Fiona Apple’s cover of the whimsical-yet-off-kilter Willy Wonka classic brings a whole new level of disquiet to Chipotle’s animated yet all-too-realistic short promoting its anti-factory farming app. The instrumentation and vulnerable vocals help layer on eerie heartbreak to the dystopian, sepia-toned first act.
Agency: Creative Artists Agency Los Angeles
Nominations: Branded Entertainment category; Production, Animation, Use of Music
Volvo Trucks – “Epic Split”
Inevitably. It’s become the Cannes darling, and hasn’t done Volvo any harm either – a classic advertising example of something becoming more than the apparent sum of its parts. A lunatic product demo, Jean Claude van Damme’s steely gaze and Enya – on paper it’s ridiculous, in practice it’s serene, droll and oddly majestic. Forsman & Bodenfors could have gone with something driving, posturing, or more obviously bad-ass – instead it’s that improbable new age tranquility that keeps everything on course.
Agency: Forsman & Bodenfors
Nominations: Internet Film category; Direction, Cinematography, Script, Casting, Use of Music
Southern Comfort – Whatever’s Comfortable “Shampoo”
Continuing with a winning formula – see last year’s Gold Lion winner – Southern Comfort transpose their charisma-through-self-acceptance model to an Australian hair salon and another inexplicably compelling middle-aged dude, this time accompanied through shampoo, set and streaks by more excellent laidback and distinctly mid-century tracks – in this case, Lou Johnson’s ‘The Beat’ and Les Paul’s ‘Fool to Care’ (also amusingly used in Pornhub’s cheeky campaign last month), and of course the gold stuff.
Agency: Wieden + Kennedy New York
Nominations: Alcoholic Drinks category
Mercedes Benz – “Chickens”
The clinical lighting and setting working in counterpoint to those unblinking faces and undulating feathers works wonders, but the crowning glory is all Miss Ross’s. See also: Jaguar’s distinctly catty reply video.
Agency: Jung von Matt Stuttgart
Nominations: Cars category
The not-quite nominees
Cadbury – Office
Missing out is this joy of a spot from Cadbury, whose longtime parters Fallon London continue their line in exceedingly British joie de vivre, this time lighting up a drab (but liberally purple-accented) office by recognising the irrestistible lure of hold music and potential of the office chair. The lion’s share of that joy comes from the combination of Keith’s contented face and note-perfect use of a disco classic, also to be seen in other spots from the series.
Agency: Fallon London
Grand National – Blake vs. O’Callaghan
Another British offering left a nose from the post.
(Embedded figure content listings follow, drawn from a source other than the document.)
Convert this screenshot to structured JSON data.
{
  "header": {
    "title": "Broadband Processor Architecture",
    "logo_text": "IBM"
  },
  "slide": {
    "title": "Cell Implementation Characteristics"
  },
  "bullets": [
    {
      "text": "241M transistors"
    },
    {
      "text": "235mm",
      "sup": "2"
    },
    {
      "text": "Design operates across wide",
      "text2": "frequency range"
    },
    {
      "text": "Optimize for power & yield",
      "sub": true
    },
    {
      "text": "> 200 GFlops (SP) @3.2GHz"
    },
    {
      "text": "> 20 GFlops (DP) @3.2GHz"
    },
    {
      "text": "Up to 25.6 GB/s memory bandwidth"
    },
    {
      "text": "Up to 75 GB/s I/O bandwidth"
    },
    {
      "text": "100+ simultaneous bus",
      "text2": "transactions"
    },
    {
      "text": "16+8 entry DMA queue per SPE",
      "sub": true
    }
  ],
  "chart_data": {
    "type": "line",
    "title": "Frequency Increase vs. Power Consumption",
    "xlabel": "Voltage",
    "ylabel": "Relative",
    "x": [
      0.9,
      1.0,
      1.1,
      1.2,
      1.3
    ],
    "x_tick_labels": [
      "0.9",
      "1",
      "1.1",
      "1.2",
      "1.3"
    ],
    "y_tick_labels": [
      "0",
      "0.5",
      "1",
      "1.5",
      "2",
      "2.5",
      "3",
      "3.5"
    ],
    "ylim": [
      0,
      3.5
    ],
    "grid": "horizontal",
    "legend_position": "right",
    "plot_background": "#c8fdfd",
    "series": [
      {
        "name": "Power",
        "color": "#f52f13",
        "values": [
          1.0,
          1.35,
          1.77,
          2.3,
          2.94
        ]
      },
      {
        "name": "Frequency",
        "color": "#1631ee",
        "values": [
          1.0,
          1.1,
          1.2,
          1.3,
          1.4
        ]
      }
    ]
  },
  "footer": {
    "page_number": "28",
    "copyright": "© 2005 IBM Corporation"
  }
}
Keen to portray the steeplechase’s history while conveying a sense of hell-for-leather vigour, and perhaps to knock some rougher accessibility into it, Channel 4’s spot marries a rather muddier, rowdier take on 18th Century life than British television usually offers with the perfect firebrand counterpart – snarling, full-throttle punk courtesy of Brooklyn outfit Cerebral Ballzy. Here the titular tearaways swap safety pins for snuff boxes as they lash across the county, but the resulting unapologetic hurtle is pogo-pit satisfying.